Back to the Roots setzt auf Sichtbarkeit, Gesetzesreformen und auf Unterstützung von Herkunftssuchenden. Denn diese ist mit Reisen nach Sri Lanka und DNA-Tests kostspielig. «Es ist auch wichtig, Betroffene sorgfältig beratend zu unterstützen», betont Celin Fässler. Die Suche zwischen Hoffnung und Enttäuschung sei emotional sehr belastend. Die Forderung nach finanziellen Mitteln des Bundes fand Gehör:Bundesrätin Keller-Sutter sowie die KKJPD gaben 2022 grünes Licht für ein Pilotprojekt zur Unterstützung von adoptierten Personen aus Sri Lanka, das kürzlich bis 2025 verlängert wurde.
Es gibt noch viel zu tun
Der Bund und die Kantone übernehmen mit dem Projekt Verantwortung für das Versagen in der Vergangenheit. Inzwischen haben sich viele Menschen aus weiteren Ländern bei Back to the Roots gemeldet. Es brauche weitere finanzielle Unterstützung von Bund und Kantonen, gibt Celin Fässler zu bedenken: «Kein Geld der Welt bringt die Herkunftsfamilie zurück, aber mit wirksamen Unterstützungsmassnahmen steigt die Chance, Hinweise zu finden», sagt die engagierte Aktivistin mit Nachdruck. Back to the Roots hat in Sri Lanka ein Team aufgebaut, das Betroffene bei der Herkunftssuche unterstützt. Auch sichere DNA-Datenbanken spielen eine wichtige Rolle. Darum hat der Verein in Sri Lanka im Rahmen der Sensibilisierungskampagne «Mother and Child Reunion» auch Angebote für DNA-Tests geschaffen. So können Frauen, die durch Adoption von ihren Kindern getrennt wurden, nach diesen suchen.

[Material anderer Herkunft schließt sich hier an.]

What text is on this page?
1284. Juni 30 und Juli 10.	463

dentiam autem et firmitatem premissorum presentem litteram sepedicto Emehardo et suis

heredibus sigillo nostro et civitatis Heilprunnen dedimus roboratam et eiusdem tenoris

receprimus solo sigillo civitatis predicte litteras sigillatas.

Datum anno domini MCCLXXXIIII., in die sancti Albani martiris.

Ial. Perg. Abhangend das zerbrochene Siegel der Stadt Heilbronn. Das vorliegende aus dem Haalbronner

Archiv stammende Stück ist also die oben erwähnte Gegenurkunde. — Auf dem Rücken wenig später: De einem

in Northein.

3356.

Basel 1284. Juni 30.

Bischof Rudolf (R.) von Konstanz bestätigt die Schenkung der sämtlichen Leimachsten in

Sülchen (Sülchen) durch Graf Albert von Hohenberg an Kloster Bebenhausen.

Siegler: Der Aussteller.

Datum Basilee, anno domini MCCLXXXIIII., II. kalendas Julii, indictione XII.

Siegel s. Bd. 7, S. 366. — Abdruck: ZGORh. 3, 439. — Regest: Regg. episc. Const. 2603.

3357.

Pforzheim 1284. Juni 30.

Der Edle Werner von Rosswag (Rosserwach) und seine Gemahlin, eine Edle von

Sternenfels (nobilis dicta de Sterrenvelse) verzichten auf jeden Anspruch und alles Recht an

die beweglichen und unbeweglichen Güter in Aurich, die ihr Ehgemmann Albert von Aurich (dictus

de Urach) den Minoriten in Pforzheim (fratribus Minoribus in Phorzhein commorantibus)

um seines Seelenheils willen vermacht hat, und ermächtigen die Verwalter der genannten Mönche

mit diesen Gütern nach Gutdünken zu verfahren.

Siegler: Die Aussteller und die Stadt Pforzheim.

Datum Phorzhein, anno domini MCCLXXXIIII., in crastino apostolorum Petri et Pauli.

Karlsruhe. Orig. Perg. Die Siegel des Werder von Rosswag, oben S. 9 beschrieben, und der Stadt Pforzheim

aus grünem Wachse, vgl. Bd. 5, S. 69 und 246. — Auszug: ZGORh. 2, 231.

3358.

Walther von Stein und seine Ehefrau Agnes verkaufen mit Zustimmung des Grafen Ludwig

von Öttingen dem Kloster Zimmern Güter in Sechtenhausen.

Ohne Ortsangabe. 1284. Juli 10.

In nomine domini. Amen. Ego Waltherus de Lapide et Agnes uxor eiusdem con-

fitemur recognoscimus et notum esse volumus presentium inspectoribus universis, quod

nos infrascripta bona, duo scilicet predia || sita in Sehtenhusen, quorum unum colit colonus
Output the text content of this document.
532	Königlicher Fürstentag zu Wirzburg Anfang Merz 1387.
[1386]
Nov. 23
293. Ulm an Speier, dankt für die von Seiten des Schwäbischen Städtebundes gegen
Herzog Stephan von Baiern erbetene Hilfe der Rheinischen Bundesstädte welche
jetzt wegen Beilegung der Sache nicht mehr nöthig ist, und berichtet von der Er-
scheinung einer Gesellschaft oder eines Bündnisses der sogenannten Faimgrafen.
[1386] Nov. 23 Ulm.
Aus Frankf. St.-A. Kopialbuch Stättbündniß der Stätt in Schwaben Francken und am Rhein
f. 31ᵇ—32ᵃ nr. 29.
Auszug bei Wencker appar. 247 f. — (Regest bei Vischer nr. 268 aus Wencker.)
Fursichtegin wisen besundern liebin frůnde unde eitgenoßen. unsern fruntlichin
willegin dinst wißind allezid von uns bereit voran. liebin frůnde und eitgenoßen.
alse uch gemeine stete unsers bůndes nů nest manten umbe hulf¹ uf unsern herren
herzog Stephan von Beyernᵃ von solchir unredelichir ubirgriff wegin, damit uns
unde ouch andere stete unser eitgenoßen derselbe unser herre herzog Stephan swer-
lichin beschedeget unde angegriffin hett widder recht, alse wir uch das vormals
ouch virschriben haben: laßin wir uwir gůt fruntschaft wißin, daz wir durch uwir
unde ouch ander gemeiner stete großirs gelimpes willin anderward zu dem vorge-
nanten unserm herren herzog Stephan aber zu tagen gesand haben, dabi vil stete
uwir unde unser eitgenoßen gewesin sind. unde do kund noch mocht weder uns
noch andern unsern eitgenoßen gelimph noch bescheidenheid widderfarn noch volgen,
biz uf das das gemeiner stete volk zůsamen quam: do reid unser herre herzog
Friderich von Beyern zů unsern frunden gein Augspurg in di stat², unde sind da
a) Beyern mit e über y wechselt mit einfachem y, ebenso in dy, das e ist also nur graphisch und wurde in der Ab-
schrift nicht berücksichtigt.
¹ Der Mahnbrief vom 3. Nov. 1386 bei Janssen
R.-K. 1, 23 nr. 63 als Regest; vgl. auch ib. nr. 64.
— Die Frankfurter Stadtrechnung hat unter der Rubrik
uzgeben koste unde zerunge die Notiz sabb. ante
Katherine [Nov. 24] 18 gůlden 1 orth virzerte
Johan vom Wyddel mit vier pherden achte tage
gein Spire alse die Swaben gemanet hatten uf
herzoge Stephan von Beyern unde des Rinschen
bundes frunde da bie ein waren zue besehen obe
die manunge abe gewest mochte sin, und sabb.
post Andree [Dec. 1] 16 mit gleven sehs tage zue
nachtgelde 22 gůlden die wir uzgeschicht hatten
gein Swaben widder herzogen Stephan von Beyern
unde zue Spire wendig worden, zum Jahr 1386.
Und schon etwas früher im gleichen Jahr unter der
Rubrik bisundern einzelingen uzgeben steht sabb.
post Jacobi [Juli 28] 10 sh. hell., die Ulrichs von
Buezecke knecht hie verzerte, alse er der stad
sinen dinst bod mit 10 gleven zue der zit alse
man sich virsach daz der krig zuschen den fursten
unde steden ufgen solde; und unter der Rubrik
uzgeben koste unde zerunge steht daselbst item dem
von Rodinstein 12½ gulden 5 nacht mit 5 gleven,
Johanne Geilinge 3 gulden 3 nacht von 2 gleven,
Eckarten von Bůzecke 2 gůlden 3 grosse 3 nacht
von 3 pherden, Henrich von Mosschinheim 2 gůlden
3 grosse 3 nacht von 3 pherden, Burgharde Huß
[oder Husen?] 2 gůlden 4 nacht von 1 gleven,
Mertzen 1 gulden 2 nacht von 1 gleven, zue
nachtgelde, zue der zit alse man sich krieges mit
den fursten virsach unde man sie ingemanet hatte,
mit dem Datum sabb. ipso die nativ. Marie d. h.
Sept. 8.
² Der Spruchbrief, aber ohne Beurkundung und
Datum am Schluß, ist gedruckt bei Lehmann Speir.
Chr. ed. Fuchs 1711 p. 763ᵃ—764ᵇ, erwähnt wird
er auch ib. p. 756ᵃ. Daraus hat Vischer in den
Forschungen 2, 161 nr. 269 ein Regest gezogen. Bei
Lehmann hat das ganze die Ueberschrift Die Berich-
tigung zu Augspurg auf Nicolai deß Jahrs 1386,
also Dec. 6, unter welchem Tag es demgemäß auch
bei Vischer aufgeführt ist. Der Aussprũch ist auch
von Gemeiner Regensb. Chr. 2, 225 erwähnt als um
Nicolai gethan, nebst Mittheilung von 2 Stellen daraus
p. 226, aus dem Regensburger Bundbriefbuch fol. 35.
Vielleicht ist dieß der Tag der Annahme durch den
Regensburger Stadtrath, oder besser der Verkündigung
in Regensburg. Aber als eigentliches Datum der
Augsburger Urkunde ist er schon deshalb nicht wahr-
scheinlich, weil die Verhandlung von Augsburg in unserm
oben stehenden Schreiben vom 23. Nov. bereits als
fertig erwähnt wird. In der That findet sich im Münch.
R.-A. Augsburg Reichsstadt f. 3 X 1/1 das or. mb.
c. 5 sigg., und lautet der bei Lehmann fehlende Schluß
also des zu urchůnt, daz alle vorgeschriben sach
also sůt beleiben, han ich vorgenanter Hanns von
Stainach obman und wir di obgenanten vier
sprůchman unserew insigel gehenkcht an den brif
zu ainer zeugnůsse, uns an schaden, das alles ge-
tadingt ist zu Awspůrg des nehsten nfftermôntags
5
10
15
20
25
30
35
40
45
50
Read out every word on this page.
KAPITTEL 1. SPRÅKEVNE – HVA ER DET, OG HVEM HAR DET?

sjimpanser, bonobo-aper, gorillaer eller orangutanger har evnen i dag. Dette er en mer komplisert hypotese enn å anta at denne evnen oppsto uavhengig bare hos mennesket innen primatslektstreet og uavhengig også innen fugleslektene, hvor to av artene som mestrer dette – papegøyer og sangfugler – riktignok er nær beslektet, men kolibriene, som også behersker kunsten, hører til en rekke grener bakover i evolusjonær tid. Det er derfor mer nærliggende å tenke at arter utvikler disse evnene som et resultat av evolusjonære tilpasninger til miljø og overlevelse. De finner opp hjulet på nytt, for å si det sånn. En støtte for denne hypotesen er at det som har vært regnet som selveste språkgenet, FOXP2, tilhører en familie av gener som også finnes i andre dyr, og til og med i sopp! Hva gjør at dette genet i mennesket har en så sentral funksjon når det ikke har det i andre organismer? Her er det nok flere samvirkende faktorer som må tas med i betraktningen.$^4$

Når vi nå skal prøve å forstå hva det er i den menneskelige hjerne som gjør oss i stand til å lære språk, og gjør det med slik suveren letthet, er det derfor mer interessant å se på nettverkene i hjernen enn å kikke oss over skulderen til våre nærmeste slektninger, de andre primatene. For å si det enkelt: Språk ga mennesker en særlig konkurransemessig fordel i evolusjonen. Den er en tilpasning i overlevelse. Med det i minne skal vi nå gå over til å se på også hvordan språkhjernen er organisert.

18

Welche Position hat der Verein gegenüber nötigen Reformen im Adoptionsrecht? Celin Fässler antwortet mit einer Frage: «Kann die Schweiz garantieren, dass internationale Adoptionen künftig in einem sicheren Rahmen abgewickelt werden?» Ende 2024 wird die Expertinnengruppe «Internationale Adoptionen» ihren Schlussbericht mit konkreten Vorschlägen präsentieren.